だから毎週月、木の「可燃ごみ」の日は、6時頃母の家に行き、ごみをまとめて処分するようになった。
「母の知らないうちに」全てを済ませておきたいと思ったので、早朝、それも、ごみを回収場所に出せるギリギリの時刻をねらった。
時々、朝トイレに起きた母と鉢合わせになることもあったが、「来たの…」の一言で、おはようとも言われない。
「ごみ、捨てとくね」
「はい…どうも…」
まあ、俺を不審者や窃盗犯と間違えないだけ、まだましか。
台所のテーブルの上に、「冷蔵庫にヨーグルトあり▼水は600ミリリットルを3本買った▼食えるならロールケーキもあるからどうぞ▼食料品代1,000円、財布からもらった」と書き置きをした。
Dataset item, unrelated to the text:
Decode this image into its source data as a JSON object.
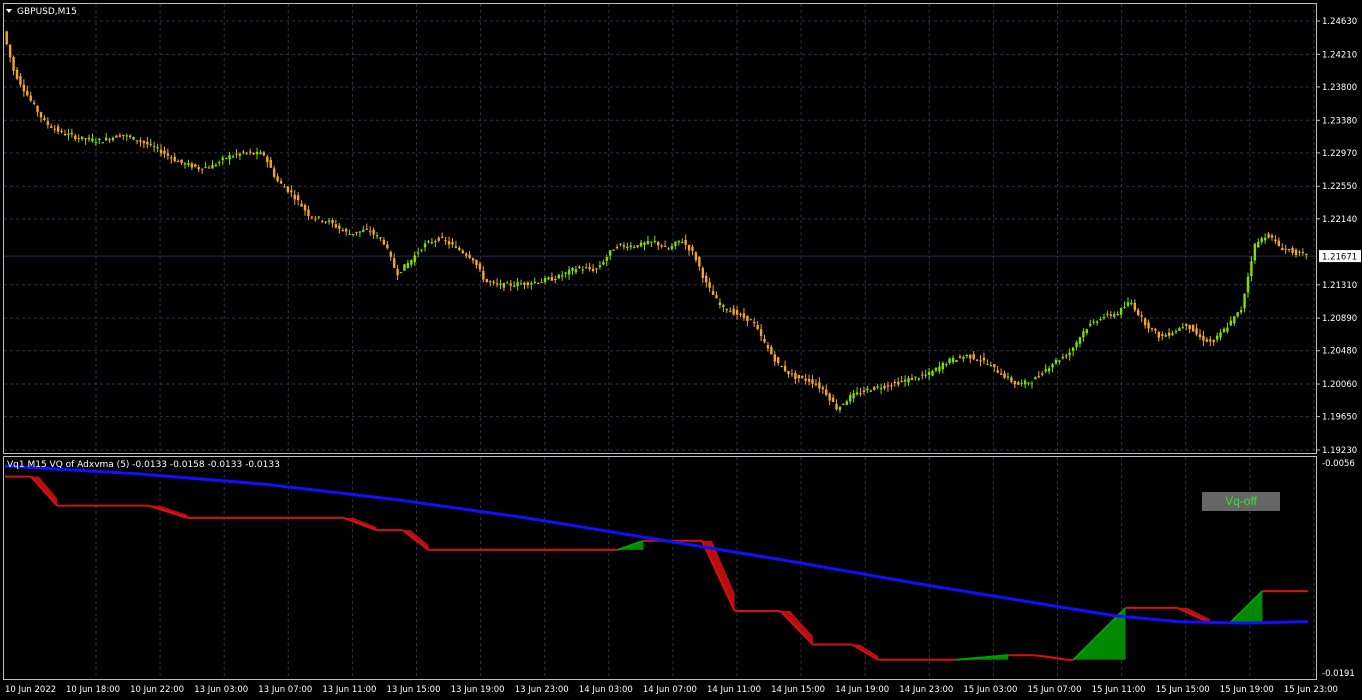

これは母が「備忘録」として自分用に用意したノートだが、実質俺がほとんど書いている。
母はそれを確認し、ときには「ありがとう」と近くに書き残すこともあった。
もともと美しい字を書く方だったが、あまり衰えていない。
この字が乱れ始めたとき、俺はまた何か、新しい覚悟をするんだろうなと思った。
◇◇◇
朝から動き回ったせいか、結構汗をかき、喉の渇きもはっきりと感じた。
自転車を実家とアパートの中間ぐらいにあるコンビニの駐輪場に停め、店でレモンティーを買った。
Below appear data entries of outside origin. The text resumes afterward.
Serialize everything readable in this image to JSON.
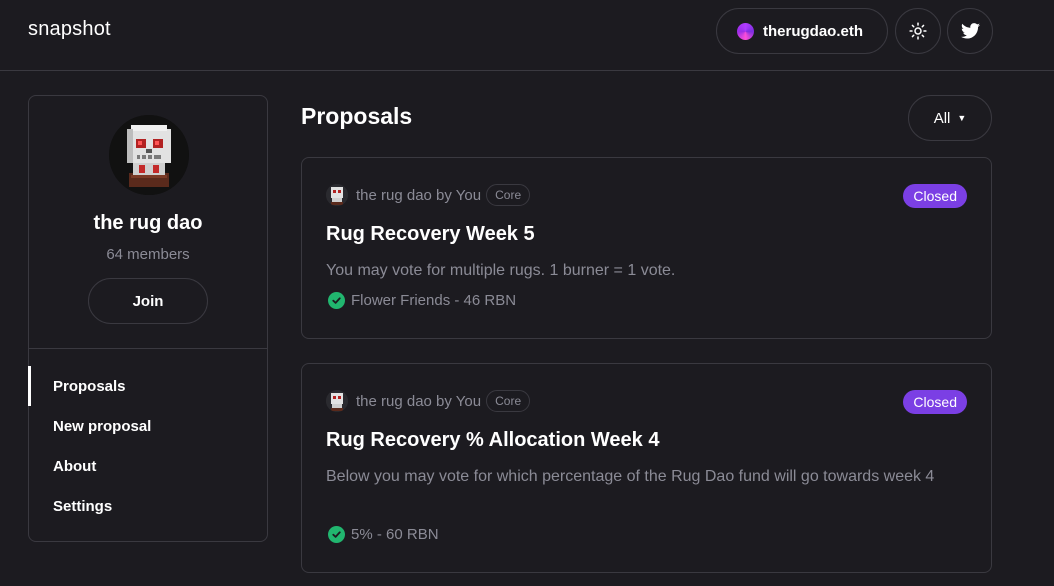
{
  "header": {
    "logo": "snapshot",
    "account": "therugdao.eth",
    "theme_icon": "sun-icon",
    "twitter_icon": "twitter-icon"
  },
  "sidebar": {
    "space_name": "the rug dao",
    "members": "64 members",
    "join_label": "Join",
    "nav": [
      {
        "label": "Proposals",
        "active": true
      },
      {
        "label": "New proposal",
        "active": false
      },
      {
        "label": "About",
        "active": false
      },
      {
        "label": "Settings",
        "active": false
      }
    ]
  },
  "main": {
    "title": "Proposals",
    "filter_label": "All",
    "proposals": [
      {
        "author": "the rug dao by You",
        "badge": "Core",
        "status": "Closed",
        "title": "Rug Recovery Week 5",
        "body": "You may vote for multiple rugs. 1 burner = 1 vote.",
        "result": "Flower Friends - 46 RBN"
      },
      {
        "author": "the rug dao by You",
        "badge": "Core",
        "status": "Closed",
        "title": "Rug Recovery % Allocation Week 4",
        "body": "Below you may vote for which percentage of the Rug Dao fund will go towards week 4",
        "result": "5% - 60 RBN"
      }
    ]
  },
  "colors": {
    "background": "#1c1b20",
    "border": "#3a3940",
    "muted_text": "#8b8b96",
    "closed_badge": "#7b3fe4",
    "success": "#21b66f"
  }
}
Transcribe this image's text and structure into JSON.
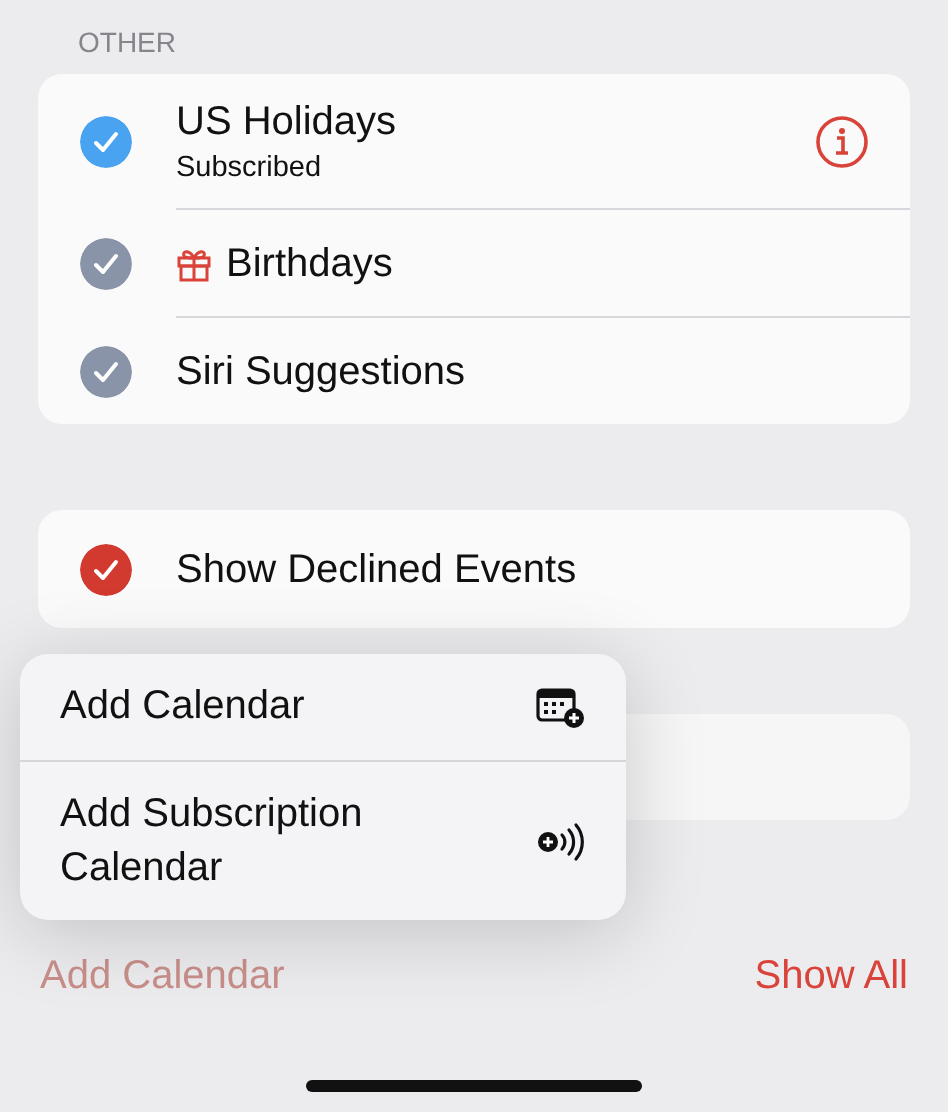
{
  "section_header": "OTHER",
  "calendars": [
    {
      "name": "US Holidays",
      "subtitle": "Subscribed",
      "checked": true,
      "color": "#4aa3f0",
      "kind": "plain",
      "info_button": true
    },
    {
      "name": "Birthdays",
      "checked": true,
      "color": "#8a94a8",
      "kind": "birthday",
      "info_button": false
    },
    {
      "name": "Siri Suggestions",
      "checked": true,
      "color": "#8a94a8",
      "kind": "plain",
      "info_button": false
    }
  ],
  "declined_events": {
    "label": "Show Declined Events",
    "checked": true,
    "color": "#d23a30"
  },
  "menu": [
    {
      "label": "Add Calendar",
      "kind": "calendar"
    },
    {
      "label": "Add Subscription Calendar",
      "kind": "subscription"
    }
  ],
  "footer": {
    "add_calendar": {
      "label": "Add Calendar",
      "disabled": true
    },
    "show_all": {
      "label": "Show All",
      "disabled": false
    }
  }
}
財布を出そうとサコッシュを探ったとき、別のコンビニで買ったフィナンシェが入っているのに気付いた。
店の前の、人の邪魔にならなそうなところでレモンティーのふたを開け、一口飲んだ後、ちょっとした思いつきでフィナンシェの封も切った。
本当は仕事の合間にでも、ゆっくりコーヒーでも飲みつつ、涼しい部屋で食うつもりだったが、衝動的に食べたくなったのだ。
「ごほっ、げほっ」
フィナンシェは、どうやらサコッシュの中でスマホや鍵とぶつかったらしく、少し砕けていたようだ。それが気管に入ってしまった。
「忙しい金融家が、洋服を食べカスで汚さないよう、しっとり焼かれた菓子」なんじゃないのかよ…。
ひとしきりせき込んで落ち着いてから、レモンティーを一口飲んで「はあっ」と肩で息をすると、近くにいた女の子がくすくす笑っていた。娘と同じぐらいの年恰好だ。「少女A」である。